Brisbane is going to turn into a city of five million people called South East Queensland. It will start at Byron Bay and go north to Noosa and west to Toowoomba. The only green belts will be the national parks. Now we’ve seen the chaos of Sydney and Melbourne, so we have to pre-plan this one with adequate roads before the houses get built. And we also have to get serious about decentralisation. I’m not talking about moving from Ipswich to Noosa. I’m talking about Brisbane to Roma, or Emerald or Rockhampton or Longreach. Government can take the lead in that and private enterprise will follow.

In Noosa the hospitality industry is crying out for workers and further afield there are no fruit pickers.
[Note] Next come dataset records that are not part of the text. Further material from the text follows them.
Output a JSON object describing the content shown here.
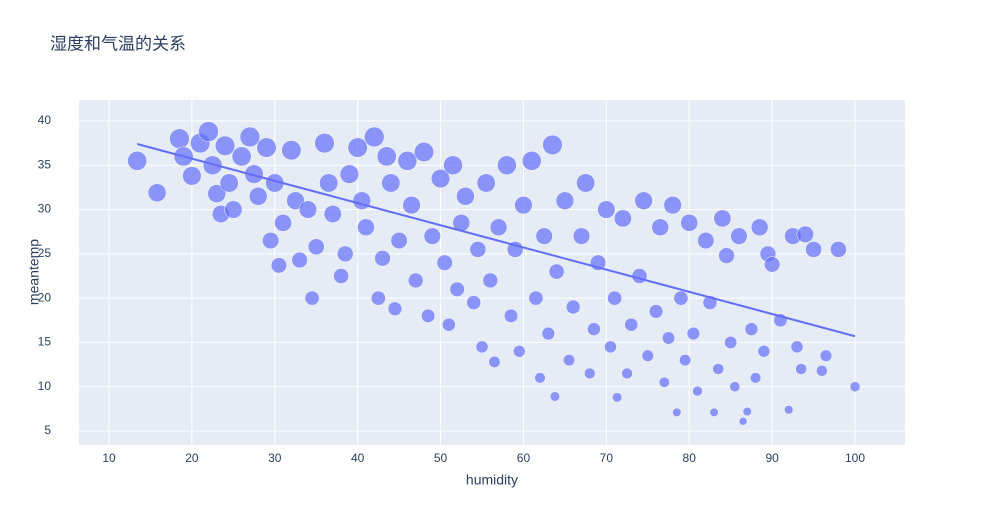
{
  "chart_data": {
    "type": "scatter",
    "title": "湿度和气温的关系",
    "x_label": "humidity",
    "y_label": "meantemp",
    "xlim": [
      6.38,
      106.03
    ],
    "ylim": [
      3.42,
      42.37
    ],
    "xticks": [
      10,
      20,
      30,
      40,
      50,
      60,
      70,
      80,
      90,
      100
    ],
    "yticks": [
      5,
      10,
      15,
      20,
      25,
      30,
      35,
      40
    ],
    "grid": true,
    "series": [
      {
        "type": "scatter",
        "color": "#636efa",
        "x": [
          13.4,
          15.8,
          18.5,
          19,
          20,
          21,
          22,
          22.5,
          23,
          23.5,
          24,
          24.5,
          25,
          26,
          27,
          27.5,
          28,
          29,
          29.5,
          30,
          30.5,
          31,
          32,
          32.5,
          33,
          34,
          34.5,
          35,
          36,
          36.5,
          37,
          38,
          38.5,
          39,
          40,
          40.5,
          41,
          42,
          42.5,
          43,
          43.5,
          44,
          44.5,
          45,
          46,
          46.5,
          47,
          48,
          48.5,
          49,
          50,
          50.5,
          51,
          51.5,
          52,
          52.5,
          53,
          54,
          54.5,
          55,
          55.5,
          56,
          56.5,
          57,
          58,
          58.5,
          59,
          59.5,
          60,
          61,
          61.5,
          62,
          62.5,
          63,
          63.5,
          63.8,
          64,
          65,
          65.5,
          66,
          67,
          67.5,
          68,
          68.5,
          69,
          70,
          70.5,
          71,
          71.3,
          72,
          72.5,
          73,
          74,
          74.5,
          75,
          76,
          76.5,
          77,
          77.5,
          78,
          78.5,
          79,
          79.5,
          80,
          80.5,
          81,
          82,
          82.5,
          83,
          83.5,
          84,
          84.5,
          85,
          85.5,
          86,
          86.5,
          87,
          87.5,
          88,
          88.5,
          89,
          89.5,
          90,
          91,
          92,
          92.5,
          93,
          93.5,
          94,
          95,
          96,
          96.5,
          98,
          100
        ],
        "values": [
          35.5,
          31.9,
          38,
          36,
          33.8,
          37.5,
          38.8,
          35,
          31.8,
          29.5,
          37.2,
          33,
          30,
          36,
          38.2,
          34,
          31.5,
          37,
          26.5,
          33,
          23.7,
          28.5,
          36.7,
          31,
          24.3,
          30,
          20,
          25.8,
          37.5,
          33,
          29.5,
          22.5,
          25,
          34,
          37,
          31,
          28,
          38.2,
          20,
          24.5,
          36,
          33,
          18.8,
          26.5,
          35.5,
          30.5,
          22,
          36.5,
          18,
          27,
          33.5,
          24,
          17,
          35,
          21,
          28.5,
          31.5,
          19.5,
          25.5,
          14.5,
          33,
          22,
          12.8,
          28,
          35,
          18,
          25.5,
          14,
          30.5,
          35.5,
          20,
          11,
          27,
          16,
          37.3,
          8.9,
          23,
          31,
          13,
          19,
          27,
          33,
          11.5,
          16.5,
          24,
          30,
          14.5,
          20,
          8.8,
          29,
          11.5,
          17,
          22.5,
          31,
          13.5,
          18.5,
          28,
          10.5,
          15.5,
          30.5,
          7.1,
          20,
          13,
          28.5,
          16,
          9.5,
          26.5,
          19.5,
          7.1,
          12,
          29,
          24.8,
          15,
          10,
          27,
          6.1,
          7.2,
          16.5,
          11,
          28,
          14,
          25,
          23.8,
          17.5,
          7.4,
          27,
          14.5,
          12,
          27.2,
          25.5,
          11.8,
          13.5,
          25.5,
          10
        ]
      },
      {
        "type": "line",
        "color": "#636efa",
        "x": [
          13.4,
          100
        ],
        "values": [
          37.4,
          15.7
        ]
      }
    ]
  }
}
How can we replace the backpacker workforce?

Australians will work, but like most diligent people, they start at the bottom and move up. If you work in an abattoir, for a short while you might pack offal, but very quickly you’ll get into boning and then into management. There are jobs that Australians just don’t want to do and one of them is cleaning rooms in hotels and motels. Another one is picking fruit.

I picked fruit when I was a kid. Did you?

Yes, I did, and my daughter has too and she’s really good at it. (Laughs). I did more farm labouring, but I hear what you’re saying. There just aren’t enough of them who will do it. We have to bring people in from other countries to do that work, and we have to offer them a path, through hard work, to become Australian citizens. And it’s been proven that they become good citizens and they add to our culture. The Nats are pushing for an aid visa to get people here for places like Noosa.

Your side of politics often gets tagged as develop or perish, but Joh Bjelke-Petersen, the godfather of the white shoe brigade, was actually a friend of the early Noosa conservationists and on a couple of occasions pushed to keep it green. Do you think preserving the environment should be above politics?

I think it should, once you’ve defined what’s unique and what should be protected. The rainforests and foreshores of Noosa are unique, but if you tell me that you can’t touch a forest that’s not unique somewhere out west, I’ll say come up in a plane with me and see these same trees as far as the eye can see. You have to keep a cogent balance in place, and protect what really needs to be protected. And that balance applies to the built environment too. If I want to walk along the beach in the shade of tall buildings, I’ll go down the road to the Gold Coast. In Noosa I don’t want shadows on the beach, and Noosa will never be like that.